Sur les réseaux sociaux congolais, tout peut rapidement devenir viral. Ce mardi 4 novembre 2024, l’opinion nationale s’est réveillée avec une information qui a provoqué une véritable onde de choc.
Un document, présenté comme officiel et signé par la ministre de la Culture, des Arts et du Patrimoine, Yolande Elebe, circule abondamment. Intitulé « Budget prévisionnel : accompagnement pour le concert de Fally Ipupa au Stade de France », il évoque un décaissement de 985 000 dollars américains du Trésor public pour soutenir cet événement prévu le 2 mai 2026.
Si l’intention du gouvernement d’accompagner une icône culturelle nationale peut sembler louable, le montant annoncé suscite de vives réactions. Près d’un million de dollars pour un concert : un chiffre jugé exorbitant par de nombreux internautes, au regard de la situation socio-économique difficile du pays et de la crise sécuritaire persistante dans l’Est de la RDC, où les besoins humanitaires restent considérables.

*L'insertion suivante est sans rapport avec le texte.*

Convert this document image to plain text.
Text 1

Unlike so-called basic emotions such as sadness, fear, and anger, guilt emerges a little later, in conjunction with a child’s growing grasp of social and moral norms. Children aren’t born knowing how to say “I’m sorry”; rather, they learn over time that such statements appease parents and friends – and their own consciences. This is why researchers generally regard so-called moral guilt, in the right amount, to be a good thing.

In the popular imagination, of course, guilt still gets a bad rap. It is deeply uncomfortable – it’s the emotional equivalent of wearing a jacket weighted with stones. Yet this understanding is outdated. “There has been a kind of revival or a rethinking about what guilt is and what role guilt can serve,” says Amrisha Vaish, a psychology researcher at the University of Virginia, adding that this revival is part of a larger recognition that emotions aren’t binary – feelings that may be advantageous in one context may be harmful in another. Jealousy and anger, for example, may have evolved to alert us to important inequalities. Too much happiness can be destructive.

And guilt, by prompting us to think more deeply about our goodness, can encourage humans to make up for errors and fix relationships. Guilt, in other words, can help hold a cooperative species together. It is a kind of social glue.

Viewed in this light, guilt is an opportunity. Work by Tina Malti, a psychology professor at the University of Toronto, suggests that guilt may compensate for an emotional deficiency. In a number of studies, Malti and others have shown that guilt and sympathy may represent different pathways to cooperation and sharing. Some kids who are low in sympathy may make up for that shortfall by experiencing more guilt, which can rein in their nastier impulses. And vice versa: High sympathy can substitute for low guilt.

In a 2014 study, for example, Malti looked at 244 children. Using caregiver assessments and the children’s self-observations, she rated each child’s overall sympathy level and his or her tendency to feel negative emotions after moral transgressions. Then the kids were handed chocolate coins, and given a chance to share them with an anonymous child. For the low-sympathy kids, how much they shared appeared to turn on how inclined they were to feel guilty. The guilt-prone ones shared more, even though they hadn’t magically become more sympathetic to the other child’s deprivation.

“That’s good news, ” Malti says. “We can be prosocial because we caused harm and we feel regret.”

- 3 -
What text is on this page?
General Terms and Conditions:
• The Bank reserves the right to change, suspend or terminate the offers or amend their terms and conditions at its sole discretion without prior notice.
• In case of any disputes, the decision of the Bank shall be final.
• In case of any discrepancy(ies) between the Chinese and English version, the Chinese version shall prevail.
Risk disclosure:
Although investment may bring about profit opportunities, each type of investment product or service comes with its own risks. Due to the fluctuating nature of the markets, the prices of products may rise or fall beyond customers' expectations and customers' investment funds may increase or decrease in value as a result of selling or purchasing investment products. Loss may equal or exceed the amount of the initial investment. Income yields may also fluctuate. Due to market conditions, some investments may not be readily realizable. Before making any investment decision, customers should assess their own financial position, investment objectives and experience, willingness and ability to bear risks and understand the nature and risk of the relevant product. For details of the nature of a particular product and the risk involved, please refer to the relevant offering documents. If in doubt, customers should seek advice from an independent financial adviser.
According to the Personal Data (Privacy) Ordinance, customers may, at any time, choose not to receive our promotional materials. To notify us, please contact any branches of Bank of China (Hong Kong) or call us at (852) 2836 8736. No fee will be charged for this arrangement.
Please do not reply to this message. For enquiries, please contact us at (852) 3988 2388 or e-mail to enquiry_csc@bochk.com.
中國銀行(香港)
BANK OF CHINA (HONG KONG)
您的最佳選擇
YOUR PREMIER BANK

D’autres voix, cependant, appellent à la prudence et évoquent la possibilité d’un faux document, estimant qu’il s’agirait d’une tentative de déstabilisation visant à ternir l’image de Fally Ipupa, actuellement en pleine préparation d’un concert historique, ainsi que celle des institutions de l’État.
Le document controversé, s’il est avéré, détaille les dépenses comme suit :
Programmation culturelle parallèle au Stade de France : 100 000 $
Achat de 5 000 billets pour le concert (75 $ chacun) : 375 000 $
Acquisition de 5 loges VIP pour les officiels (25 000 $ chacune) : 150 000 $
Mobilisation et mise à disposition de bus pour la diaspora : 30 000 $
Organisation du « Side Event Fally » : 50 000 $
Couverture médiatique (photo, vidéo, presse) : 35 000 $
Production d’un documentaire sur la rumba au Stade de France : 80 000 $
Création de l’espace « Kongo Culture » autour du stade : 120 000 $
Coordination logistique : 15 000 $
Création et distribution d’objets culturels symboliques : 30 000 $
À ce stade, aucune réaction officielle n’a été enregistrée du côté de la ministre de la Culture, ni par voie de communiqué ni par intermédiaire. En attendant une clarification, le débat reste ouvert entre ceux qui y voient une initiative culturelle légitime et ceux qui dénoncent une dépense injustifiable.